A very busy day indeed! What excitement here on the farm. It was our very first shearing day. I was really looking forward to it, and it wasn't a disappointment. Ray Schweindefus, our shearer, arrived promptly at 9 am, and the fun began. It took a little while to get set up and ready to go, but once we had our plan, off we went!
First up....Oreo the Icelandic sheep. She had the shortest fleece. She behaved very well - an old pro at this!
We moved on to KitKat. I think she's a moorit?
Here's Bianca the Icelandic after her shearing. Ray predicted she would be the first to lamb.
Clover is our Icelandic sheep due April 27. She just doesn't look very pleased about this.
Wow! Who knew such a snazzy looking sheep was hiding under all that fleece!
I think she might have been the offspring of a sheep and a dalmatian!
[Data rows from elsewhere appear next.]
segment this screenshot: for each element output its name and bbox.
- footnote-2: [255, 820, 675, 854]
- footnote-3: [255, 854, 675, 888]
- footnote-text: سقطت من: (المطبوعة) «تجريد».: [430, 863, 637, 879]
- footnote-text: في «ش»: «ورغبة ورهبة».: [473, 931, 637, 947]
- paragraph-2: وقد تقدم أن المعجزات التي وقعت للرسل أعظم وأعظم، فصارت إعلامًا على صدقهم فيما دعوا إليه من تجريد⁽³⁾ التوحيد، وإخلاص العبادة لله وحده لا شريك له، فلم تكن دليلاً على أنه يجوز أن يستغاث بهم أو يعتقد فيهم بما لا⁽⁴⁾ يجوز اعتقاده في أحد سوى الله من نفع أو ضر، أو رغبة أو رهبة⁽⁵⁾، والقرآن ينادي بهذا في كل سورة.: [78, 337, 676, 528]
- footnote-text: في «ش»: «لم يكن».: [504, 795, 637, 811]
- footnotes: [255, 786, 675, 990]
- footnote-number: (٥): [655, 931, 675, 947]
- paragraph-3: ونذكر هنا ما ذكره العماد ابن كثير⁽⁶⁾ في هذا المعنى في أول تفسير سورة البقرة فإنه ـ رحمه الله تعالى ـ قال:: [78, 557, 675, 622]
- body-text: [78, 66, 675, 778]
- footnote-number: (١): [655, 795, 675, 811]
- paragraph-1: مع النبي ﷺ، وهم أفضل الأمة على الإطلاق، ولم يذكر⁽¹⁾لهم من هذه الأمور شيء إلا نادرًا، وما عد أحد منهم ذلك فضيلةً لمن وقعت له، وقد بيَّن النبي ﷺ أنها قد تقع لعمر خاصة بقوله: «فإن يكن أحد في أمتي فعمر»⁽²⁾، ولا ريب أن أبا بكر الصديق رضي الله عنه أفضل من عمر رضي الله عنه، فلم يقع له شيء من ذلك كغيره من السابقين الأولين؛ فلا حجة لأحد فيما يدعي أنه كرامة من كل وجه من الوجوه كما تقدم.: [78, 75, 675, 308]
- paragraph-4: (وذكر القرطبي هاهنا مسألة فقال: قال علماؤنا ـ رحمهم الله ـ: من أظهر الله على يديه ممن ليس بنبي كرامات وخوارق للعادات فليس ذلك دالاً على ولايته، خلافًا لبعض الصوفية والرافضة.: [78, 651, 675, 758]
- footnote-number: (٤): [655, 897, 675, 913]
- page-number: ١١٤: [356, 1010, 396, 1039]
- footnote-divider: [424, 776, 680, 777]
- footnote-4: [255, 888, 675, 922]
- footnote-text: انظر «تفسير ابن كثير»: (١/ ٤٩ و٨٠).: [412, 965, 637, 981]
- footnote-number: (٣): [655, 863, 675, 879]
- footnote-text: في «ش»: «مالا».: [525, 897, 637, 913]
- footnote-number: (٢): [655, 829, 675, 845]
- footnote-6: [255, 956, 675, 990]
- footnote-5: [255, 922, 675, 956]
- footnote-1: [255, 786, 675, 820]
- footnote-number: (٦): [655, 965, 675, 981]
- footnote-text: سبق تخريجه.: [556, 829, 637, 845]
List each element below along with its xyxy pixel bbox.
This is sweet little Poppy. She is such a gentle girl and so well behaved. She is a Suffolk - Dorset - Rambouillet cross sheep. I just love her long tail. She looks so different sheared! What a cute girl she is!
This is Flurry the Icelandic. I think she's a moorit. She has a lovely caramel coloured face and she had a caramel coloured fleece, but she seems to have lost that color deeper down on her fleece, so maybe she has turned white now.
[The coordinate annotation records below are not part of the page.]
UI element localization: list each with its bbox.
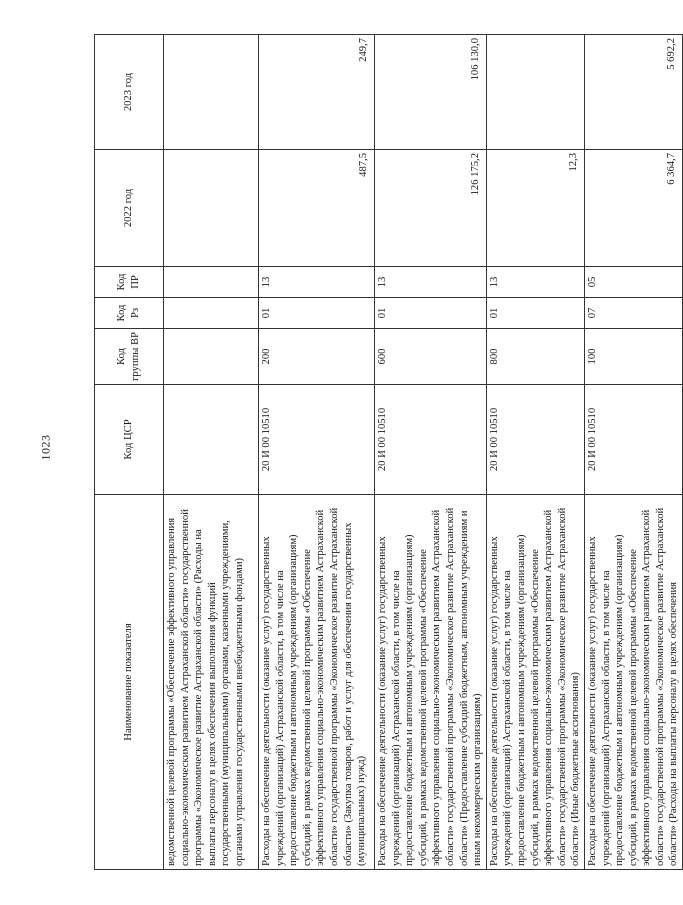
row-vr: 600 bbox=[375, 329, 487, 385]
row-vr: 100 bbox=[584, 329, 682, 385]
row-csr: 20 И 00 10510 bbox=[486, 385, 584, 495]
row-csr bbox=[164, 385, 259, 495]
header-csr: Код ЦСР bbox=[95, 385, 164, 495]
row-rz: 01 bbox=[486, 298, 584, 329]
row-2022: 487,5 bbox=[259, 150, 375, 267]
row-2022: 126 175,2 bbox=[375, 150, 487, 267]
budget-table bbox=[94, 34, 683, 870]
row-csr: 20 И 00 10510 bbox=[259, 385, 375, 495]
row-vr: 800 bbox=[486, 329, 584, 385]
row-name: Расходы на обеспечение деятельности (оказание услуг) государственных учреждений (организаций) Астраханской области, в том числе на предоставление бюджетным и автономным учреждениям (организациям) субсидий, в рамках ведомственной целевой программы «Обеспечение эффективного управления социально-экономическим развитием Астраханской области» государственной программы «Экономическое развитие Астраханской области» (Расходы на выплаты персоналу в целях обеспечения bbox=[584, 495, 682, 870]
header-pr: Код ПР bbox=[95, 267, 164, 298]
row-name: Расходы на обеспечение деятельности (оказание услуг) государственных учреждений (организаций) Астраханской области, в том числе на предоставление бюджетным и автономным учреждениям (организациям) субсидий, в рамках ведомственной целевой программы «Обеспечение эффективного управления социально-экономическим развитием Астраханской области» государственной программы «Экономическое развитие Астраханской области» (Иные бюджетные ассигнования) bbox=[486, 495, 584, 870]
header-vr: Код группы ВР bbox=[95, 329, 164, 385]
row-pr: 05 bbox=[584, 267, 682, 298]
row-2023: 106 130,0 bbox=[375, 35, 487, 150]
table-row bbox=[164, 35, 259, 870]
row-vr: 200 bbox=[259, 329, 375, 385]
row-name: ведомственной целевой программы «Обеспечение эффективного управления социально-экономическим развитием Астраханской области» государственной программы «Экономическое развитие Астраханской области» (Расходы на выплаты персоналу в целях обеспечения выполнения функций государственными (муниципальными) органами, казенными учреждениями, органами управления государственными внебюджетными фондами) bbox=[164, 495, 259, 870]
row-vr bbox=[164, 329, 259, 385]
row-pr bbox=[164, 267, 259, 298]
row-rz bbox=[164, 298, 259, 329]
header-name: Наименование показателя bbox=[95, 495, 164, 870]
rotated-table-container bbox=[94, 35, 680, 870]
row-2022: 12,3 bbox=[486, 150, 584, 267]
row-rz: 01 bbox=[259, 298, 375, 329]
row-csr: 20 И 00 10510 bbox=[375, 385, 487, 495]
table-row bbox=[259, 35, 375, 870]
row-pr: 13 bbox=[259, 267, 375, 298]
row-rz: 07 bbox=[584, 298, 682, 329]
table-row bbox=[584, 35, 682, 870]
table-row bbox=[375, 35, 487, 870]
row-2023 bbox=[486, 35, 584, 150]
row-csr: 20 И 00 10510 bbox=[584, 385, 682, 495]
row-2022: 6 364,7 bbox=[584, 150, 682, 267]
row-2023 bbox=[164, 35, 259, 150]
header-rz: Код Рз bbox=[95, 298, 164, 329]
row-2022 bbox=[164, 150, 259, 267]
header-2022: 2022 год bbox=[95, 150, 164, 267]
row-rz: 01 bbox=[375, 298, 487, 329]
table-header-row bbox=[95, 35, 164, 870]
row-pr: 13 bbox=[486, 267, 584, 298]
row-2023: 5 692,2 bbox=[584, 35, 682, 150]
row-2023: 249,7 bbox=[259, 35, 375, 150]
row-pr: 13 bbox=[375, 267, 487, 298]
table-row bbox=[486, 35, 584, 870]
header-2023: 2023 год bbox=[95, 35, 164, 150]
row-name: Расходы на обеспечение деятельности (оказание услуг) государственных учреждений (организаций) Астраханской области, в том числе на предоставление бюджетным и автономным учреждениям (организациям) субсидий, в рамках ведомственной целевой программы «Обеспечение эффективного управления социально-экономическим развитием Астраханской области» государственной программы «Экономическое развитие Астраханской области» (Закупка товаров, работ и услуг для обеспечения государственных (муниципальных) нужд) bbox=[259, 495, 375, 870]
row-name: Расходы на обеспечение деятельности (оказание услуг) государственных учреждений (организаций) Астраханской области, в том числе на предоставление бюджетным и автономным учреждениям (организациям) субсидий, в рамках ведомственной целевой программы «Обеспечение эффективного управления социально-экономическим развитием Астраханской области» государственной программы «Экономическое развитие Астраханской области» (Предоставление субсидий бюджетным, автономным учреждениям и иным некоммерческим организациям) bbox=[375, 495, 487, 870]
page-number: 1023 bbox=[38, 434, 53, 461]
Here she is all finished up. She still has brown legs and a brown face.
We moved on to the two Animal Rescue League sheep: Petunia and Buttercup. Wow, they look fabulous! The skin problems they initially had, due to the burrs that were all over them, have all cleared up. They look terrific! Ray thinks they are a cross of Montedale and maybe Cotswold or Lincoln. He also said they're a bit overweight.
We sheared the 4 angora goats - Valentino, Isobelle, Cirrus and Meri. Here's a picture of Isobelle being clipped.
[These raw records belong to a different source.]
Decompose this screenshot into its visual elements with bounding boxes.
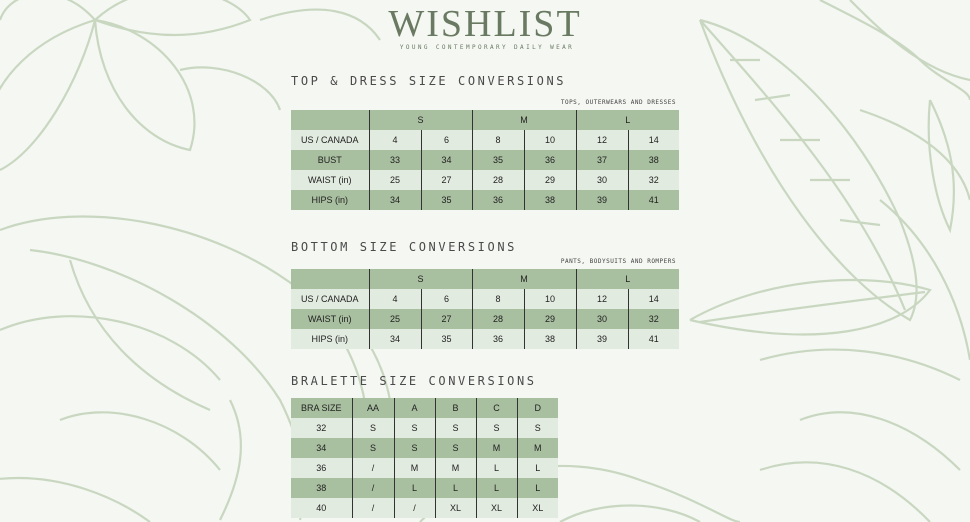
table-cell: 14 [628, 130, 679, 150]
table-row-waist [291, 170, 679, 190]
row-label: 34 [291, 438, 352, 458]
brand-name: WISHLIST [388, 3, 582, 45]
size-group-l: L [576, 110, 679, 130]
header-cell: A [394, 398, 435, 418]
row-label: BUST [291, 150, 369, 170]
table-row [291, 418, 558, 438]
row-label: US / CANADA [291, 130, 369, 150]
table-cell: 6 [421, 289, 472, 309]
size-group-m: M [472, 269, 576, 289]
table-cell: 27 [421, 170, 472, 190]
table-cell: L [435, 478, 476, 498]
size-group-header-row [291, 110, 679, 130]
table-cell: 12 [576, 130, 628, 150]
brand-tagline: YOUNG CONTEMPORARY DAILY WEAR [399, 44, 575, 51]
header-blank-cell [291, 269, 369, 289]
table-row-us-canada [291, 289, 679, 309]
table-cell: 35 [421, 329, 472, 349]
size-group-s: S [369, 110, 472, 130]
table-cell: 36 [472, 190, 524, 210]
table-cell: 33 [369, 150, 421, 170]
row-label: 36 [291, 458, 352, 478]
header-cell: AA [352, 398, 394, 418]
bottom-section-subtitle: PANTS, BODYSUITS AND ROMPERS [560, 258, 676, 265]
table-cell: 36 [524, 150, 576, 170]
table-cell: 38 [524, 190, 576, 210]
table-cell: S [394, 438, 435, 458]
table-cell: / [352, 498, 394, 518]
header-cell: BRA SIZE [291, 398, 352, 418]
table-row-waist [291, 309, 679, 329]
size-group-s: S [369, 269, 472, 289]
top-dress-section-subtitle: TOPS, OUTERWEARS AND DRESSES [560, 99, 676, 106]
table-row [291, 498, 558, 518]
table-cell: 27 [421, 309, 472, 329]
bralette-size-table [291, 398, 558, 518]
table-row-hips [291, 329, 679, 349]
bralette-section-title: BRALETTE SIZE CONVERSIONS [291, 374, 537, 388]
table-cell: 38 [628, 150, 679, 170]
table-cell: 4 [369, 130, 421, 150]
row-label: 32 [291, 418, 352, 438]
table-cell: 4 [369, 289, 421, 309]
table-cell: 14 [628, 289, 679, 309]
table-cell: M [517, 438, 558, 458]
header-cell: D [517, 398, 558, 418]
table-cell: 35 [421, 190, 472, 210]
table-cell: 12 [576, 289, 628, 309]
table-cell: 28 [472, 170, 524, 190]
table-cell: M [476, 438, 517, 458]
table-cell: L [517, 458, 558, 478]
table-cell: / [394, 498, 435, 518]
row-label: HIPS (in) [291, 190, 369, 210]
size-group-header-row [291, 269, 679, 289]
table-cell: 8 [472, 289, 524, 309]
table-cell: 39 [576, 329, 628, 349]
table-row [291, 478, 558, 498]
table-cell: 29 [524, 170, 576, 190]
bra-header-row [291, 398, 558, 418]
table-cell: 36 [472, 329, 524, 349]
bottom-size-table [291, 269, 679, 349]
table-cell: 25 [369, 170, 421, 190]
top-dress-section-title: TOP & DRESS SIZE CONVERSIONS [291, 74, 567, 88]
table-cell: XL [476, 498, 517, 518]
table-cell: 34 [369, 329, 421, 349]
table-cell: S [435, 438, 476, 458]
bottom-section-title: BOTTOM SIZE CONVERSIONS [291, 240, 517, 254]
table-cell: 6 [421, 130, 472, 150]
table-cell: 39 [576, 190, 628, 210]
row-label: 40 [291, 498, 352, 518]
table-cell: S [352, 418, 394, 438]
table-cell: 34 [421, 150, 472, 170]
table-cell: M [435, 458, 476, 478]
table-cell: 25 [369, 309, 421, 329]
table-cell: 10 [524, 130, 576, 150]
table-cell: 30 [576, 309, 628, 329]
header-blank-cell [291, 110, 369, 130]
brand-logo [0, 4, 970, 51]
table-cell: 29 [524, 309, 576, 329]
table-cell: 10 [524, 289, 576, 309]
table-cell: S [435, 418, 476, 438]
table-cell: 35 [472, 150, 524, 170]
size-group-m: M [472, 110, 576, 130]
top-dress-size-table [291, 110, 679, 210]
table-cell: S [394, 418, 435, 438]
table-cell: 41 [628, 329, 679, 349]
row-label: WAIST (in) [291, 170, 369, 190]
table-row-us-canada [291, 130, 679, 150]
table-row-hips [291, 190, 679, 210]
table-row [291, 458, 558, 478]
table-cell: L [394, 478, 435, 498]
table-row-bust [291, 150, 679, 170]
table-cell: 37 [576, 150, 628, 170]
table-cell: L [476, 458, 517, 478]
size-group-l: L [576, 269, 679, 289]
table-cell: L [476, 478, 517, 498]
table-cell: 8 [472, 130, 524, 150]
table-cell: 28 [472, 309, 524, 329]
table-cell: S [352, 438, 394, 458]
table-cell: 34 [369, 190, 421, 210]
row-label: 38 [291, 478, 352, 498]
table-cell: 38 [524, 329, 576, 349]
table-cell: L [517, 478, 558, 498]
table-cell: 32 [628, 170, 679, 190]
table-cell: 30 [576, 170, 628, 190]
table-cell: XL [435, 498, 476, 518]
row-label: WAIST (in) [291, 309, 369, 329]
header-cell: B [435, 398, 476, 418]
table-cell: / [352, 478, 394, 498]
table-cell: 32 [628, 309, 679, 329]
table-cell: M [394, 458, 435, 478]
row-label: HIPS (in) [291, 329, 369, 349]
table-cell: S [517, 418, 558, 438]
table-cell: 41 [628, 190, 679, 210]
table-cell: XL [517, 498, 558, 518]
table-cell: / [352, 458, 394, 478]
header-cell: C [476, 398, 517, 418]
table-row [291, 438, 558, 458]
row-label: US / CANADA [291, 289, 369, 309]
table-cell: S [476, 418, 517, 438]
The girls did well but Valentino was a big challenge. Ray said he was the second hardest shearing job he'd ever done. Unfortunately, his fleece had matted and felted to him. It probably was not shorn last fall. It was so tough, the electric clippers could not get through it. Ray had to use his hand shears (like huge scissors) to get through some of it. Poor Val got some nicks and cuts because it was like cutting through plastic in some places. We will shear him again this fall to remove all the nasty bits, which should grow out over the summer, and then after that, the next fleece should be a good one. His fleece was lovely and crimpy, but it had the texture of a plastic dish scrubbing pad. I bet it was uncomfortable for him, so I think he's glad to be sheared.
Finally, we moved on to the llamas. It was hard to take pictures because they were not particularly pleased with the shearing process. However, here is Hazel in a moment of good behavior!
Meanwhile, I've been spinning some lovely "Nassau" hand-painted roving from Wooliebullie on Etsy. Love the colours!
Tonight we had a meeting for the Des Moines Area Community College committee that we participate in. That was after my evening class. I'm tired and verging on cranky, so it's off to bed for me. I hope all our newly shorn critters have a warm night!